Organisms. Despite the meticulous qualification process and safety checks in place, blood transfusions are still associated with potential risks, such as infections, fever, allergic reactions, transfusion-related acute lung injury (TRALI), transfusion-associated circulatory overload, venous and arterial thrombotic events, and iron overload, which can lead to increased morbidity and mortality in critically ill patients. 8,9 The risk of these occurring increases with the number of RBC units transfused, and may be greater with blood that has been stored longer as ageing RBCS are inducers of oxidative stress, which can lead to inflammation and lung disease damage.10
Infectious
Organisms such as bacteria, viruses, prions, and parasites can be transmitted through blood transfusions. Infectious complications from blood transfusions have decreased over the past years due to improved donor questionnaires and sophisticated blood screening.11In particular virus screening as improved with pathogens such as hepatitis and human immunodeficiency virus (HIV) routinely screened for before in potential blood donors. As the presence of bacteria is not routinely tested in eligible blood donor, transmission of bacteria through blood transfusions is much more frequent than viruses and bacteria are the leading cause of death in transfusion transmitted infections.12
Non-Infectious
Non-infectious serious hazards of transfusion (NISHOTs) are currently the most frequent forms of complications of transfusion. NISHOTs include everything from well-described and categorized transfusion reactions (hemolytic, febrile, septic, and allergic/urticarial/anaphylactic) to lesser known complications.11
Non-infectious complications can be classified as acute and delayed reactions based on time of occurrence and further subclassified as immune or non-immune. Additionally, RBC and platelet transfusions is associated with increased risk of venous and arterial thrombotic events, however the causality of this relationship is still to be determined.8
Table 1. Non-infectious complications. | Acute Reaction (<24 hours) | Delayed Reaction (>24 hours) |
---|
 | Immune-mediated reactions | Non-immune mediated reactions | Immune-mediated reactions | Non-immune mediated reactions |
 | Acute hemolytic transfusion reaction (AHTR) | Air embolism | Delayed hemolytic transfusion reaction (DHTR) | Iron overload |
 | Febrile nonhemolytic transfusion reaction (FNHTR) | Transfusion-associated circulatory overload (TACO) | Alloimmunization - To HLA antigens - To platelet antigens - To red cell antigens | Allergic reactions |
 | Allergic reactions | Non-immune hemolysis | Transfusion-related immunomodulation (TRIM) | |
 | Anaphylactic reactions | | Transfusion-associated graft versus host disease (TA-GVHD) | |
 | Transfusion-related acute lung injury (TRALI) | | Post-transfusion purpura (PTP) | |
Post-transfusion alloimmunisation is the main complication observed after one or more RBCs concentrates transfusions, also sometimes observed after platelet concentrates transfusions.13 Alloimmunization refers to an immune response to foreign antigens from another human and may be followed by clinical complications.

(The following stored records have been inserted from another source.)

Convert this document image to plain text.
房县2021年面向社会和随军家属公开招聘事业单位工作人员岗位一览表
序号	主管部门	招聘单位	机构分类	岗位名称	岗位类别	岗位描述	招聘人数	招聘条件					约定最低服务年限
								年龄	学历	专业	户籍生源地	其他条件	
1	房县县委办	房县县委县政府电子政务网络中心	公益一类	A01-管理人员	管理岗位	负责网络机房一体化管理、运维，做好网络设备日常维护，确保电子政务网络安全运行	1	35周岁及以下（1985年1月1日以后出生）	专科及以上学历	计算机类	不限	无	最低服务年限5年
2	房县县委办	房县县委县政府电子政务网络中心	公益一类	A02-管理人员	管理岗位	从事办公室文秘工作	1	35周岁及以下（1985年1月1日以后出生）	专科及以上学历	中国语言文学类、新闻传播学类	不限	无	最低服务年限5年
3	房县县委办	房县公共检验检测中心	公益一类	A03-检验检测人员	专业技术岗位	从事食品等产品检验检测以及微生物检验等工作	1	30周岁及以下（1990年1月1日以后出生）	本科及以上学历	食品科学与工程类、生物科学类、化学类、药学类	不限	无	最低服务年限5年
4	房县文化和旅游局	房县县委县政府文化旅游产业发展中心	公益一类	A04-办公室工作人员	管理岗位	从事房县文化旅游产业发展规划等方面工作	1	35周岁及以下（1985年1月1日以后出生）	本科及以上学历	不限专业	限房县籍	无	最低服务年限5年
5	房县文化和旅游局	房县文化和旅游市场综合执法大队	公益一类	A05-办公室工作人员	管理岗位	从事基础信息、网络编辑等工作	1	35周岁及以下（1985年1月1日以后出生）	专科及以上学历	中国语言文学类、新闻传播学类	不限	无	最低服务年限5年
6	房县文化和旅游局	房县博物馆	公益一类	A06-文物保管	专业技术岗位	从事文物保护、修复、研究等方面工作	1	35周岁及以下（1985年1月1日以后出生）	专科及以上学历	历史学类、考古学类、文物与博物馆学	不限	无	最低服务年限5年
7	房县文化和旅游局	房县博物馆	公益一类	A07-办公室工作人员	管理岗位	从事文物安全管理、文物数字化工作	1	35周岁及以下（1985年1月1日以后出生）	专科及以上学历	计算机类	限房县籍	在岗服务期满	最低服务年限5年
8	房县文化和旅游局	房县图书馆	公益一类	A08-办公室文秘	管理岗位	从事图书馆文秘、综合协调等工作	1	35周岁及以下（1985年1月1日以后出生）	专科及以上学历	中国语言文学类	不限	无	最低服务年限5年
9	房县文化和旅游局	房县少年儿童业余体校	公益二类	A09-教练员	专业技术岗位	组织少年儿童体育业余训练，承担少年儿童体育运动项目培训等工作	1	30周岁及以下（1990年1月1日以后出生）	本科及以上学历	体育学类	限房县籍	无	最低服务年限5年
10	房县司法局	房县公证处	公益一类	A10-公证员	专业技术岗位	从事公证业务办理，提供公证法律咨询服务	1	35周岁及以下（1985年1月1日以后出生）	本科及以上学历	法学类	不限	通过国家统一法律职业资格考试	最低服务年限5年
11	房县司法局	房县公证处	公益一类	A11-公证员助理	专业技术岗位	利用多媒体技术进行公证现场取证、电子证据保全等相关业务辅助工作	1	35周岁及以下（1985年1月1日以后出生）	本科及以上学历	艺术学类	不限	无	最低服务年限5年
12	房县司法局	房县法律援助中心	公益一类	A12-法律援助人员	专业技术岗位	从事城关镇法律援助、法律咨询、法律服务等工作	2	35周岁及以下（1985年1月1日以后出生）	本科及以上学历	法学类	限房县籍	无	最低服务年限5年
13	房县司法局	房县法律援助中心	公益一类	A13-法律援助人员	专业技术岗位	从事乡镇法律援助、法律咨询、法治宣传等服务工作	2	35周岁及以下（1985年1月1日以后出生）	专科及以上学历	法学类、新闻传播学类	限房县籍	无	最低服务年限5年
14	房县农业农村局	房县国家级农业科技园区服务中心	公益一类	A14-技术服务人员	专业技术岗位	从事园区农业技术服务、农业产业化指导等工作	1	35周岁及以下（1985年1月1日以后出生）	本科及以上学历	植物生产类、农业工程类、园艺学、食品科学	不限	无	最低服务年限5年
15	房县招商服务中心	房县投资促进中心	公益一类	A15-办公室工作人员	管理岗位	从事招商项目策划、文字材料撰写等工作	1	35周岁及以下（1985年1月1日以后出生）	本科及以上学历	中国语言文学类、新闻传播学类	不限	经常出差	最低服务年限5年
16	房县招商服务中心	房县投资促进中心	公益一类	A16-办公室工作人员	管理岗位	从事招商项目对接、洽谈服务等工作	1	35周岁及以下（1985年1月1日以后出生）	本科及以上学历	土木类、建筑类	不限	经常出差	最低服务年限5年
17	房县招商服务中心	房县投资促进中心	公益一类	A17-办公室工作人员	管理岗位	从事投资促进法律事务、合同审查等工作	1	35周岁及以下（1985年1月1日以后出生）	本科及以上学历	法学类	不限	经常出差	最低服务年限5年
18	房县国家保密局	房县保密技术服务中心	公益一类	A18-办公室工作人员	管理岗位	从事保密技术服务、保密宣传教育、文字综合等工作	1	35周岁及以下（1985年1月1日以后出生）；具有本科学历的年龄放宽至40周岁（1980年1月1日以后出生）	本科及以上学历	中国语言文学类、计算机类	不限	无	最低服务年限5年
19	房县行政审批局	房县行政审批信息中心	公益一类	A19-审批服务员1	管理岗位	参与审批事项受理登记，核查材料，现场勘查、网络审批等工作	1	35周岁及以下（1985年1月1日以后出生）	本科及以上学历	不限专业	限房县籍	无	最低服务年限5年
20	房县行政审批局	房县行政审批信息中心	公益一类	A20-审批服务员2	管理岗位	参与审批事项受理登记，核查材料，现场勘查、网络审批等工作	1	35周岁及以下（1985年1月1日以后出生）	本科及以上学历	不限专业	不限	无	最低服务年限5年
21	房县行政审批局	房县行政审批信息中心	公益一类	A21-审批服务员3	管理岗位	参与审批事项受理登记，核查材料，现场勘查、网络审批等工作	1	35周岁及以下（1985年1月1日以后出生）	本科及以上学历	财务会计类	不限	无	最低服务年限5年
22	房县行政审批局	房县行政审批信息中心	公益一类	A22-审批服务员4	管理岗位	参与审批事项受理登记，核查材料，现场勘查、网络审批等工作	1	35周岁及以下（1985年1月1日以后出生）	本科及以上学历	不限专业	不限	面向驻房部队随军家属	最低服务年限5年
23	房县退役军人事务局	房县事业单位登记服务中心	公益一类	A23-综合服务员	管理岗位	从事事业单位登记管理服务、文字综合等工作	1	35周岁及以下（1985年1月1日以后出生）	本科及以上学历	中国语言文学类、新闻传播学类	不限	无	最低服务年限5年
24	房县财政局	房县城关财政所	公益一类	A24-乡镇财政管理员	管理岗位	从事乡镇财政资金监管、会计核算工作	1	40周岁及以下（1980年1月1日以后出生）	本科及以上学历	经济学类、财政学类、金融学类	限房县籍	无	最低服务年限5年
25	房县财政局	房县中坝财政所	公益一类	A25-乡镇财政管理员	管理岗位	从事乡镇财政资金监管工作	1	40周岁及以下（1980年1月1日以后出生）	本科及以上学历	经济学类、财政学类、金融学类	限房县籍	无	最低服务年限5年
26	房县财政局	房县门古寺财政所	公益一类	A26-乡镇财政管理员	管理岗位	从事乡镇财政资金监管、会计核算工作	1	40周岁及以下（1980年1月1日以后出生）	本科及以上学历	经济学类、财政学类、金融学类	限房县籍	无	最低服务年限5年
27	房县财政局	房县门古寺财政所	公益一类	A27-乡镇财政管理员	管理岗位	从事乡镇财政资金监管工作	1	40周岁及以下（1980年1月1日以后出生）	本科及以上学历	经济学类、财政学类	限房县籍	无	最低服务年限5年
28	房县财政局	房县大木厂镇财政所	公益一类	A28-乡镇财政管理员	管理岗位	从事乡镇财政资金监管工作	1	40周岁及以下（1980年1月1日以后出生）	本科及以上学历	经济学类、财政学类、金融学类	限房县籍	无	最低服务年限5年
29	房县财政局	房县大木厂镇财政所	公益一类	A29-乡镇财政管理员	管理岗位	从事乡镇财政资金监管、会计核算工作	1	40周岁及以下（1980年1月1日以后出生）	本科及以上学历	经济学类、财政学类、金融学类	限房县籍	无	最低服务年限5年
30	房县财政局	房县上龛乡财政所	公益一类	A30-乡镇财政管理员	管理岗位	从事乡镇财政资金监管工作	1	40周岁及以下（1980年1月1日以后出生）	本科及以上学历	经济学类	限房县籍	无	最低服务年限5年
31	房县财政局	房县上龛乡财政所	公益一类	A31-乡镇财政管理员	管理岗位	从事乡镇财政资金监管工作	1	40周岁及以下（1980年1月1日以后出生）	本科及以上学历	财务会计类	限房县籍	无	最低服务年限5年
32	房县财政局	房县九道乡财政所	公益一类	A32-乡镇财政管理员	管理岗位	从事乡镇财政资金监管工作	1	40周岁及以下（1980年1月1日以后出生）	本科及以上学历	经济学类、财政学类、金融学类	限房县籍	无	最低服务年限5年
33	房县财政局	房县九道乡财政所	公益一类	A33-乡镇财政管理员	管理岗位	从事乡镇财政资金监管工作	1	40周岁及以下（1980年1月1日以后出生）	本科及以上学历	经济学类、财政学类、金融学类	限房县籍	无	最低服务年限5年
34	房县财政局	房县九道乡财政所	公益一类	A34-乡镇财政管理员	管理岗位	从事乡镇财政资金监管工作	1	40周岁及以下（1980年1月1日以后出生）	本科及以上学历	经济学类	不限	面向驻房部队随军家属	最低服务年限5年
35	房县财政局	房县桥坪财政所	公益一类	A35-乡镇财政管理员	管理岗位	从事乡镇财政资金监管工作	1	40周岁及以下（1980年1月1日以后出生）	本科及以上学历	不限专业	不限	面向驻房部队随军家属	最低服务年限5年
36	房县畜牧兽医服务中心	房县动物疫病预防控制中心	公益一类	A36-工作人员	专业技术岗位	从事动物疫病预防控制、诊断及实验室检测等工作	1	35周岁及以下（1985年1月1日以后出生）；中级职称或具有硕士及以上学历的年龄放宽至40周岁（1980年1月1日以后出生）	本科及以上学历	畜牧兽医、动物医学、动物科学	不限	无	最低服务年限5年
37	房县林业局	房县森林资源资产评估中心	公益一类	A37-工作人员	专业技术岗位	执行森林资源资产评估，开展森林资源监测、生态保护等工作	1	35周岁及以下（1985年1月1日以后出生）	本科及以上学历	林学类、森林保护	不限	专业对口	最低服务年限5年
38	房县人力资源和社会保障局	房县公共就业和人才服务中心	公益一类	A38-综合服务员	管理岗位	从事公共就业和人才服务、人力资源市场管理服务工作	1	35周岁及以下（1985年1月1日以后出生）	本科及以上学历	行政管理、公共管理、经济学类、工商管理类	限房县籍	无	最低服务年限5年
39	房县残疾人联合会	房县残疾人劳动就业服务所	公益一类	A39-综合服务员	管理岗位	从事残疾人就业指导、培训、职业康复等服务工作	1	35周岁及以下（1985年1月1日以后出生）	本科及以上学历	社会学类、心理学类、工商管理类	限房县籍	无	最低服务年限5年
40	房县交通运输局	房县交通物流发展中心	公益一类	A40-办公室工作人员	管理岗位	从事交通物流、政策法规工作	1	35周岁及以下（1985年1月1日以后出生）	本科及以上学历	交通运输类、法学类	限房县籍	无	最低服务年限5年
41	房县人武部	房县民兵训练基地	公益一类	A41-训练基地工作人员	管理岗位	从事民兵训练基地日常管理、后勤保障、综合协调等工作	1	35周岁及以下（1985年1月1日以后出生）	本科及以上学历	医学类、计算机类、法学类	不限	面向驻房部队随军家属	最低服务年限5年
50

Increased incidence of postoperative infection and risk of cancer recurrence in patients who have received allogeneic blood transfusions suggests that transfusions might be associated with clinically significant immunomodulatory effects (TRIM).14
Given these risks, it is therefore advisable to minimize allogenic RBC transfusion where possible. Once potential strategy for this during surgical bleeding is by cell salvage.